MRI based patient-specific computer models of vertebrae, ligament and soft tissue with various density for epidural needle insertion simulation
Authors: Vaughan, N., Dubey, V.N., Wee, M.Y.K. and Isaacs, R.
Start date: 1 September 2013
Publisher: International Organisation of Medical Physics (IOMP), Medical Physics International Journal
Epidural simulations previously used layers of synthetic silicate materials to represent tissues. Graphical modelling has enabled visual representation of vertebrae and tissues. The accuracy with which previous simulators modelled the physical properties of tissue layer deformation, density distributions and reaction force during needle insertion has been lacking.

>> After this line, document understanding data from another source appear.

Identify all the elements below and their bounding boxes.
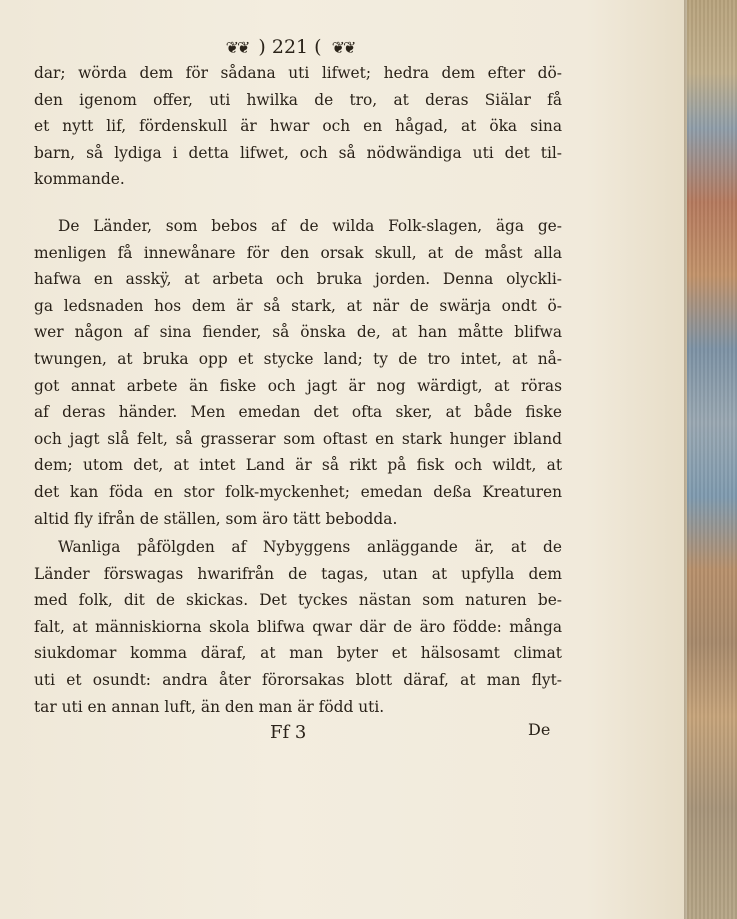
page-number: ) 221 ( (258, 36, 322, 58)
text-line: siukdomar komma däraf, at man byter et hälsosamt climat (34, 644, 562, 663)
paragraph-1 (34, 60, 562, 193)
text-line: hafwa en asskÿ, at arbeta och bruka jorden. Denna olyckli- (34, 270, 562, 289)
text-line: menligen få innewånare för den orsak skull, at de måst alla (34, 243, 562, 262)
text-line: twungen, at bruka opp et stycke land; ty de tro intet, at nå- (34, 349, 562, 368)
text-line: Wanliga påfölgden af Nybyggens anläggande är, at de (58, 538, 562, 556)
paragraph-2 (34, 213, 562, 532)
text-line: altid fly ifrån de ställen, som äro tätt bebodda. (34, 509, 398, 528)
text-line: det kan föda en stor folk-myckenhet; emedan deßa Kreaturen (34, 482, 562, 501)
page-header (160, 34, 420, 60)
text-line: och jagt slå felt, så grasserar som oftast en stark hunger ibland (34, 429, 562, 448)
text-line: De Länder, som bebos af de wilda Folk-slagen, äga ge- (58, 217, 562, 235)
text-line: ga ledsnaden hos dem är så stark, at när de swärja ondt ö- (34, 296, 562, 315)
book-fore-edge (687, 0, 737, 919)
text-line: Länder förswagas hwarifrån de tagas, utan at upfylla dem (34, 564, 562, 583)
signature-mark: Ff 3 (270, 722, 307, 743)
text-line: kommande. (34, 170, 125, 189)
ornament-right-icon: ❦❦ (331, 37, 355, 57)
text-line: med folk, dit de skickas. Det tyckes nästan som naturen be- (34, 591, 562, 610)
text-line: dem; utom det, at intet Land är så rikt på fisk och wildt, at (34, 456, 562, 475)
text-line: den igenom offer, uti hwilka de tro, at deras Siälar få (34, 90, 562, 109)
text-line: tar uti en annan luft, än den man är född uti. (34, 697, 385, 716)
ornament-left-icon: ❦❦ (225, 37, 249, 57)
text-line: got annat arbete än fiske och jagt är nog wärdigt, at röras (34, 376, 562, 395)
paragraph-3 (34, 534, 562, 720)
text-line: af deras händer. Men emedan det ofta sker, at både fiske (34, 403, 562, 422)
text-line: dar; wörda dem för sådana uti lifwet; hedra dem efter dö- (34, 64, 562, 82)
text-line: et nytt lif, fördenskull är hwar och en hågad, at öka sina (34, 117, 562, 136)
text-line: falt, at människiorna skola blifwa qwar där de äro födde: många (34, 617, 562, 636)
catchword: De (528, 720, 551, 739)
text-line: uti et osundt: andra åter förorsakas blott däraf, at man flyt- (34, 670, 562, 689)
text-line: wer någon af sina fiender, så önska de, at han måtte blifwa (34, 323, 562, 342)
text-line: barn, så lydiga i detta lifwet, och så nödwändiga uti det til- (34, 143, 562, 162)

Anatomical models are generally static, not considering individual differences between patients especially in obese. Our developed epidural simulator aimed to solve these issues. MRI scans of patients were taken after receiving epidural. The MRI and pressure measurement data was used to reconstruct a density model of the tissues, ligament and vertebrae taking into account the internal structure revealed by MRI intensities. Models were generated from MRI matching individual patients with tissue density varying throughout layers, matching the in vivo tissue. When patient MRI is not available a neural network is alternatively used to estimate the patient's ligament thicknesses with over 92% accuracy. A haptic device is incorporated with the graphics tissue model allowing anaesthetists to practice inserting a needle into the simulated epidural space. Changes in pressure, force and resistance to insertion can be felt as the needle pierces each layer of fat and ligament. The main problem with learning to perform epidural is the inability to see the needle location beneath the skin. MRI reveals the internal tissue structure so that anaesthetists can practice insertions on patient-specific models, visualising epidural space distance and needle obstructions. The developed simulator provides a realistic platform to practice and reduces risks of problems during in-vivo procedures.